Member of the Chamber of Deputies
- In office 15 May 1953 – 15 May 1957
- Constituency: 23rd Departamental Group

Personal details
- Born: 10 September 1924 Purranque, Chile
- Party: Agrarian Labor Party
- Occupation: Politician

= Luis Guzmán Canoura =

Chilean farmer, businessman and politician (born 1924)

Luis Alberto Guzmán Canoura (born 10 September 1924) was a Chilean farmer, businessman and politician who served as Deputy for the 23rd Departamental Group during the 1953–1957 legislative period.

== Life and career ==
Guzmán Canoura was born in Purranque on 10 September 1924, the son of Isaac Guzmán and Rosa Inés Canoura. He married in Viña del Mar in 1957.

He studied at the Instituto Alemán de Osorno, later at the Military School, and then at the School of Architecture of the University of Chile.

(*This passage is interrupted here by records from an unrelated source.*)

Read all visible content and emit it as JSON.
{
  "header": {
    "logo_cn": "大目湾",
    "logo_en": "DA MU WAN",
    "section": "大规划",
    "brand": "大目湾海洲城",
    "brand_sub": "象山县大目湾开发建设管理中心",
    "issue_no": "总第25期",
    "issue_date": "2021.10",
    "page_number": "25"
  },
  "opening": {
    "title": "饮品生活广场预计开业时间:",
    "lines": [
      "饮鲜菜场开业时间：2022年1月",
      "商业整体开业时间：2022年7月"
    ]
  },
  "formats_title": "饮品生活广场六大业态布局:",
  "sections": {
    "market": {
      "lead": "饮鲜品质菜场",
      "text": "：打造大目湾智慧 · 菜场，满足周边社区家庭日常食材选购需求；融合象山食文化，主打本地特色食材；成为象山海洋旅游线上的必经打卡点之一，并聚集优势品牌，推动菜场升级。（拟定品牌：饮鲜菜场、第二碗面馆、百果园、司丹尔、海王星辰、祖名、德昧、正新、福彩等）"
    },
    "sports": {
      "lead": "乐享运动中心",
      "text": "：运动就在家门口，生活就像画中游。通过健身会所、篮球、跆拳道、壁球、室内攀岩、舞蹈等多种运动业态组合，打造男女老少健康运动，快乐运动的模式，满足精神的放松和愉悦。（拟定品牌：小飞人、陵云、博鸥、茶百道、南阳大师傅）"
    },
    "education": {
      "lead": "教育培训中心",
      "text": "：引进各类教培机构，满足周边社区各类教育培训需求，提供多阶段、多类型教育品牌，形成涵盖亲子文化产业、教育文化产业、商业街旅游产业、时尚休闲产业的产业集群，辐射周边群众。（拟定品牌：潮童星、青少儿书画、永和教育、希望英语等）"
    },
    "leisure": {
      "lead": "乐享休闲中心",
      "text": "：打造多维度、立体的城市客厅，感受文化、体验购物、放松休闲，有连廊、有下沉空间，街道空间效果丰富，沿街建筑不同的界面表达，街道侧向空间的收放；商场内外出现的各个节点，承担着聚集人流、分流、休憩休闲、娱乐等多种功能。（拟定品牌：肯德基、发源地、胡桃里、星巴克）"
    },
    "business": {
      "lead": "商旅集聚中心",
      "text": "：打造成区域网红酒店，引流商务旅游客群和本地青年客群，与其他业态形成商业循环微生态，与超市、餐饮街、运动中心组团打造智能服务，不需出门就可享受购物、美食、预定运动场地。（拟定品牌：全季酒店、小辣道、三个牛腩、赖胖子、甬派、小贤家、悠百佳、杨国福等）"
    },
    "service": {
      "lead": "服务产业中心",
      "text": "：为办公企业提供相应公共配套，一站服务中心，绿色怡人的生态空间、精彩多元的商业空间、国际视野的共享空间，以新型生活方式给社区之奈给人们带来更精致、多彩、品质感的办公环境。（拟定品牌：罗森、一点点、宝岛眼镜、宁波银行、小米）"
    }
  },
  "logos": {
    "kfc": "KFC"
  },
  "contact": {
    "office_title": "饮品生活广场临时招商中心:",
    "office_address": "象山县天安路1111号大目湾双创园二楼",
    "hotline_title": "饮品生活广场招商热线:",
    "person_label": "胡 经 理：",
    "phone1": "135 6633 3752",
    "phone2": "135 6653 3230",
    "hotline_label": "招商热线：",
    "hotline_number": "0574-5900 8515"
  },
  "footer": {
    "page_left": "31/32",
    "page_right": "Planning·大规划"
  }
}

After the death of his father in 1945, he took charge of all family businesses and became the general agent of the Comunidad Sucesión Isaac Guzmán, formed by his mother and siblings. The community was member of the Agricultural Cooperatives of Purranque and Frutillar. He operated the “San Luis” estate in Purranque, dedicated to general agriculture, flax and wheat cultivation, and livestock. The same farm housed a flax fiber processing plant. He also leased the “Bellavista” estate in Purranque, dedicated to crops and sheep farming.

A member of the Agrarian Labor Party, he served as councillor (regidor) of the Municipality of Purranque in 1950.

He was elected Deputy for the 23rd Departamental Group (Osorno and Río Negro) for the 1953–1957 term, serving on the Permanent Committee on Economy and Commerce.

He was also member of the Sociedad Nacional de Agricultura (SNA).